Depending upon either or both of these sources of stimulation, the digestive juices of the body are regulated in quantity, and what is much more worthy of note, in their actual chemical composition. Thus it will be readily seen how far-reaching in its effect upon scientific dietetic treatment is the knowledge of the influence of various foods, quantities, and combinations.

Comparative digestibility of foods

Professor Palloff's discoveries throw some very important light on the comparative digestibility of foods. The former method of estimating the digestibility of food was first to analyze the food, and then to analyze the intestinal residue, and subtract the undigested remnant of each particular class of food from the amount originally eaten. By such means it was possible to show that certain foods were, say 80 or 90 per cent digestible, as the case might be. By this method no allowance was made for the amount of nutrition or material that was consumed by the body in the digestion of these particular foods. According to these investigations, milk and meat were about equally digestible. It was not known that the digestion of milk requires only a small fraction of the energy that is necessary to digest meat, or proteids from vegetable sources.
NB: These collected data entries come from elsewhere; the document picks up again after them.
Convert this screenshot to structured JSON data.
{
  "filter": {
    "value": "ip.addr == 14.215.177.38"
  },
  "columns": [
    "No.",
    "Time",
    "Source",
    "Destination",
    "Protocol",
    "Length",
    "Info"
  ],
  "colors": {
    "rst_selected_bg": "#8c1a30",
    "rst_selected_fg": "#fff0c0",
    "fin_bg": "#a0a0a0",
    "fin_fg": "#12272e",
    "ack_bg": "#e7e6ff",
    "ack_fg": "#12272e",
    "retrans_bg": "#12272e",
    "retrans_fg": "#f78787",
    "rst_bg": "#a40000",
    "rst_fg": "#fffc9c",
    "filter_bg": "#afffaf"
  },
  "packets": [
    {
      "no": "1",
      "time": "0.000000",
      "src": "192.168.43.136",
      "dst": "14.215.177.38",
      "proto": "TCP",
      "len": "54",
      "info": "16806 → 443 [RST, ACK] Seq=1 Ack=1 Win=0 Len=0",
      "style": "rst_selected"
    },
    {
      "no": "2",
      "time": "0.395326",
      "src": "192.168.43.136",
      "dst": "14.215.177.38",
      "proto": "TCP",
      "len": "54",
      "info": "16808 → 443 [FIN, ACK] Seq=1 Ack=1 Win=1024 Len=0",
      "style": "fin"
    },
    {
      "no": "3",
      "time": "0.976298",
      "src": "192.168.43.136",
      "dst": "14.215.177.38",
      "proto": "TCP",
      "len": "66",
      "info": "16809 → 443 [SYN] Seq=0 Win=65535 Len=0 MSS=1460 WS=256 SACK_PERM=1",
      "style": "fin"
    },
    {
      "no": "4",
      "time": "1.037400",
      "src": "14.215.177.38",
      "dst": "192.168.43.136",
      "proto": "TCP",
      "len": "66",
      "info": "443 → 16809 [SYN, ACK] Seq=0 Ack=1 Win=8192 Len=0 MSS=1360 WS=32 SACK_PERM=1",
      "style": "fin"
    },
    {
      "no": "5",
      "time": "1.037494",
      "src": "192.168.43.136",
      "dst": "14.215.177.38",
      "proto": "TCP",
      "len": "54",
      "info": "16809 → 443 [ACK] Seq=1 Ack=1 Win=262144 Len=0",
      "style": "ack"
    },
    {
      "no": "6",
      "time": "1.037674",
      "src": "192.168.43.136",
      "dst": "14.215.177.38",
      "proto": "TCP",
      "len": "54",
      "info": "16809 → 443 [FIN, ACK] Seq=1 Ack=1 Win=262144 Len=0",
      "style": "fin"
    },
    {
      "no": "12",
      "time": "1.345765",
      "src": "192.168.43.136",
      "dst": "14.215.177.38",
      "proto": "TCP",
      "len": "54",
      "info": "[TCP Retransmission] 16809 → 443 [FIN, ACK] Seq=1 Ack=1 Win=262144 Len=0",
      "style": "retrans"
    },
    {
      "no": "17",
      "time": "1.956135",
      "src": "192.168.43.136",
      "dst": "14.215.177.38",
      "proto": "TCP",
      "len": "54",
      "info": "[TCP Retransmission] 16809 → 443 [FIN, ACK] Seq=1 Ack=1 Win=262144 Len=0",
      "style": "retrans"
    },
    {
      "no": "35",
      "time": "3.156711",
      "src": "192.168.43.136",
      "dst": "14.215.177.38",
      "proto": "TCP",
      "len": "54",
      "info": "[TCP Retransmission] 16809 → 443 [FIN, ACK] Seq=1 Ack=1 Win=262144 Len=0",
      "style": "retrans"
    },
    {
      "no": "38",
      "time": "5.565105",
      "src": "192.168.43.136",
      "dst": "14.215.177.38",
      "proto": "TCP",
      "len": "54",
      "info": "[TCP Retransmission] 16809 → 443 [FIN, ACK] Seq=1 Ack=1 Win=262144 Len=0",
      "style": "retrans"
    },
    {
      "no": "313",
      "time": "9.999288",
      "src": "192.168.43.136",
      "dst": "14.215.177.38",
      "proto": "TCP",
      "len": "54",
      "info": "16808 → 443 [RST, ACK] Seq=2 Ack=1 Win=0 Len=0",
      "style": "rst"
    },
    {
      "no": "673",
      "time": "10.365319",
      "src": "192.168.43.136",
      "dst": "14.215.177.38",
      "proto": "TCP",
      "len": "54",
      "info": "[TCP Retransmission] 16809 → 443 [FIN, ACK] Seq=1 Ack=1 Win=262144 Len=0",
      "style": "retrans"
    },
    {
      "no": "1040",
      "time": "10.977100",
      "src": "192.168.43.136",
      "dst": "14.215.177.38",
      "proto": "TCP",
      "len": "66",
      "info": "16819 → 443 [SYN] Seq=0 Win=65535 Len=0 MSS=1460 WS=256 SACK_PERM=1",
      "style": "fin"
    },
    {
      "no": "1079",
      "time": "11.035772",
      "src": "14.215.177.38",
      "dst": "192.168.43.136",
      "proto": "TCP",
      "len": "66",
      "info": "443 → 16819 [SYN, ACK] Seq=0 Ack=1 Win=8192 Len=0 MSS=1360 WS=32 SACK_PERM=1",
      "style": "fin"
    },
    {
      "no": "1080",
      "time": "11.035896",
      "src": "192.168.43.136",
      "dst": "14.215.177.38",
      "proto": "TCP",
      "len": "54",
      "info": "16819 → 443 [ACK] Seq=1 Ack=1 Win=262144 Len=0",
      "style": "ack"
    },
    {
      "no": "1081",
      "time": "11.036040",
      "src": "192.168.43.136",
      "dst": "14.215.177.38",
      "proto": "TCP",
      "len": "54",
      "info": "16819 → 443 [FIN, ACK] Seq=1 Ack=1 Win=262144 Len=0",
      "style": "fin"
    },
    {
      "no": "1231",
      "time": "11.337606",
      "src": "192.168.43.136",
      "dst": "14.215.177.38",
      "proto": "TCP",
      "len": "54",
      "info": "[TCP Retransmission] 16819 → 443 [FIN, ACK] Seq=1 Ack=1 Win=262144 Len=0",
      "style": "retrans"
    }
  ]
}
Thus it is obvious that when it is desirable to get a large amount of available nitrogen into the system, with as little expenditure of energy as possible, milk is a food par excellence. This is very logical inasmuch as the sole purpose of milk is food for animal life.

Comparative acidity and energy required in digestion

The amount of acidity in gastric juice that must be secreted for the digestion of meat is much in excess of that required for a given amount of vegetable food. The amount of acidity required is greatest for milk, second for meat, and least for bread. The digestive energy required is greatest for bread, second for meat, and least for milk. From this we learn that starchy foods are unsuitable for those who are afflicted with hyperchlorhydria or supersecretion of hydrochloric acid, as the excess of acid prevents their digestion by neutralizing the alkali of the intestines.

Insalivation of starchy foods and meats

The saliva secreted when nitrogenous food is eaten does not contain as much ptyalin as that secreted when starchy food is consumed; for this reason the thorough insalivation of starchy foods is much more important than that of meat, milk, and eggs. Some authorities have recently advised that people should not chew meat at all, but should swallow it as do carnivorous animals. This advice, however, is not altogether sound. In the first place, man is not a carnivorous animal, and the gastric juice of the human stomach does not act as rapidly on flesh foods as does the gastric juice of meat-eating animals, but if meat be taken into the human stomach, either in large or in small quantities, decomposition may take place before digestion has proceeded far enough to prevent the action of micro-organisms.

Mental influence upon digestive fluids

The mental influence upon the secretion of digestive fluids may originate from thought, or may be brought about reflexively by the sight, or by the smell of food. All are familiar with the experience of having one's mouth water at the sight of a particularly appetizing dish. Many of us have undergone the same experience by merely thinking of some particular food of which we are fond.